Indeed, while transitions on the individual level are typically presided over by those already familiar with the transition, for a society undergoing an unprecedented evolution, no such ‘masters of ceremony’ exist—yet, there may be those trying to fill the ensuing void: fake shamans, prophets and leaders using the prevalent anxiety and confusion for their own gain.

In Reflexive Historical Sociology, the Hungarian sociologist Árpád Szakolczai has argued that, in fact, modernity is a state of ‘permanent liminality’: social change has itself become the norm. This can be thought of as an antithesis to the oft-invoked ‘End of History’: a steady state is never reached; rather, a transitory state is perpetuated.

There is an added wrinkle to consider, here. If there is such a thing as permanent liminality, then this corresponds to a transition that is never completed—we never emerge out into a ‘new normal’, a rule-space ‘across the border’. Indeed, there may be no ‘beyond’, nowhere to cross into.

There are two examples of such a ‘boundary without an outside’ in individual human existence. One is death, at least to the atheist: death is something that can be approached, but not crossed over into, as it entails the dissolution of that which does the crossing. Death, and the act of dying, is not liminal, but asymptotic: we can approach, but never reach it.

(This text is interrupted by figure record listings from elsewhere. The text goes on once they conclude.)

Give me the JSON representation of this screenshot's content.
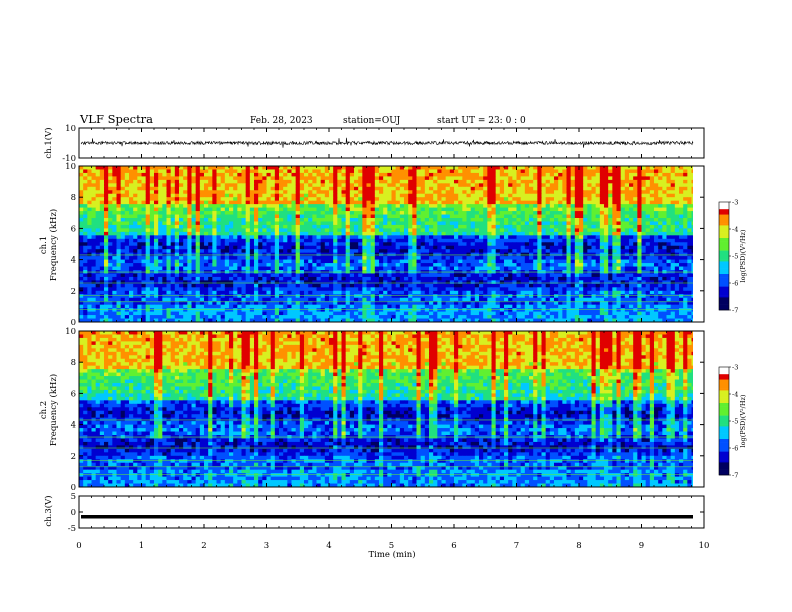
{
  "header": {
    "title": "VLF Spectra",
    "date": "Feb. 28, 2023",
    "station": "station=OUJ",
    "start": "start  UT =   23: 0   : 0"
  },
  "colors": {
    "spectrum": [
      "#000060",
      "#0000d0",
      "#0050ff",
      "#00c8ff",
      "#20e080",
      "#60f030",
      "#d8f020",
      "#ff9000",
      "#e00000",
      "#ffffff"
    ],
    "trace": "#000000"
  },
  "chart_data": [
    {
      "type": "line",
      "ylabel": "ch.1(V)",
      "ylim": [
        -10,
        10
      ],
      "yticks": [
        "10",
        "-10"
      ],
      "xlim": [
        0,
        10
      ],
      "series": [
        {
          "values": "noisy waveform centered near 0 V, amplitude about ±3 V"
        }
      ]
    },
    {
      "type": "heatmap",
      "ylabel_top": "ch.1",
      "ylabel": "Frequency  (kHz)",
      "ylim": [
        0,
        10
      ],
      "yticks": [
        "0",
        "2",
        "4",
        "6",
        "8",
        "10"
      ],
      "xlim": [
        0,
        10
      ],
      "colorbar": {
        "label": "log(PSD)(V²/Hz)",
        "ticks": [
          "-3",
          "-4",
          "-5",
          "-6",
          "-7"
        ],
        "range": [
          -7,
          -3
        ]
      }
    },
    {
      "type": "heatmap",
      "ylabel_top": "ch.2",
      "ylabel": "Frequency  (kHz)",
      "ylim": [
        0,
        10
      ],
      "yticks": [
        "0",
        "2",
        "4",
        "6",
        "8",
        "10"
      ],
      "xlim": [
        0,
        10
      ],
      "colorbar": {
        "label": "log(PSD)(V²/Hz)",
        "ticks": [
          "-3",
          "-4",
          "-5",
          "-6",
          "-7"
        ],
        "range": [
          -7,
          -3
        ]
      }
    },
    {
      "type": "line",
      "ylabel": "ch.3(V)",
      "ylim": [
        -5,
        5
      ],
      "yticks": [
        "5",
        "0",
        "-5"
      ],
      "xlim": [
        0,
        10
      ],
      "series": [
        {
          "values": "constant near -1.5 V"
        }
      ]
    }
  ],
  "xaxis": {
    "label": "Time  (min)",
    "ticks": [
      "0",
      "1",
      "2",
      "3",
      "4",
      "5",
      "6",
      "7",
      "8",
      "9",
      "10"
    ],
    "range": [
      0,
      10
    ]
  }
}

The other such asymptote is an inner one: the self, being that which experiences, is never experienced itself. Whenever we look inside for the self, we find that the self is what’s doing the looking, so to speak, but is never the object of its looking. It’s like trying to turn around fast enough to catch a glimpse of our own faces (or eyes, perhaps). The subject can never transition into objecthood; any attempt to transcend the rule-space that imbues it with its essential subjectivity must lead to its unmaking.

Figure 4: Zombies in a shopping mall as a proxy for mindless consumerism in George A Romero’s Dawn of the Dead. (United Film Distribution Company, 1979)

We can never experience death, and never experience the self, as such. Human existence is thus bracketed between two asymptotes, beyond which threatens a vast nothingness (at least, as far as our experience and capacity for conceptualization is concerned). Perhaps vampires is a bit strong, but we are inherently liminal creatures—as Nietzsche put it, the rope tied over an abyss between beast and overman. We must come to terms with our liminality, and that of our age; we cannot rely on god-given rule-spaces to organize our being. This involves the difficult work of steadily carving out our own identity, in the absence of external forces shaping it for us, designing us for a purpose like a pair of scissors, binding us to rules like the knight on the chessboard; but the alternative is the loss of self and lapse into zombie-hood.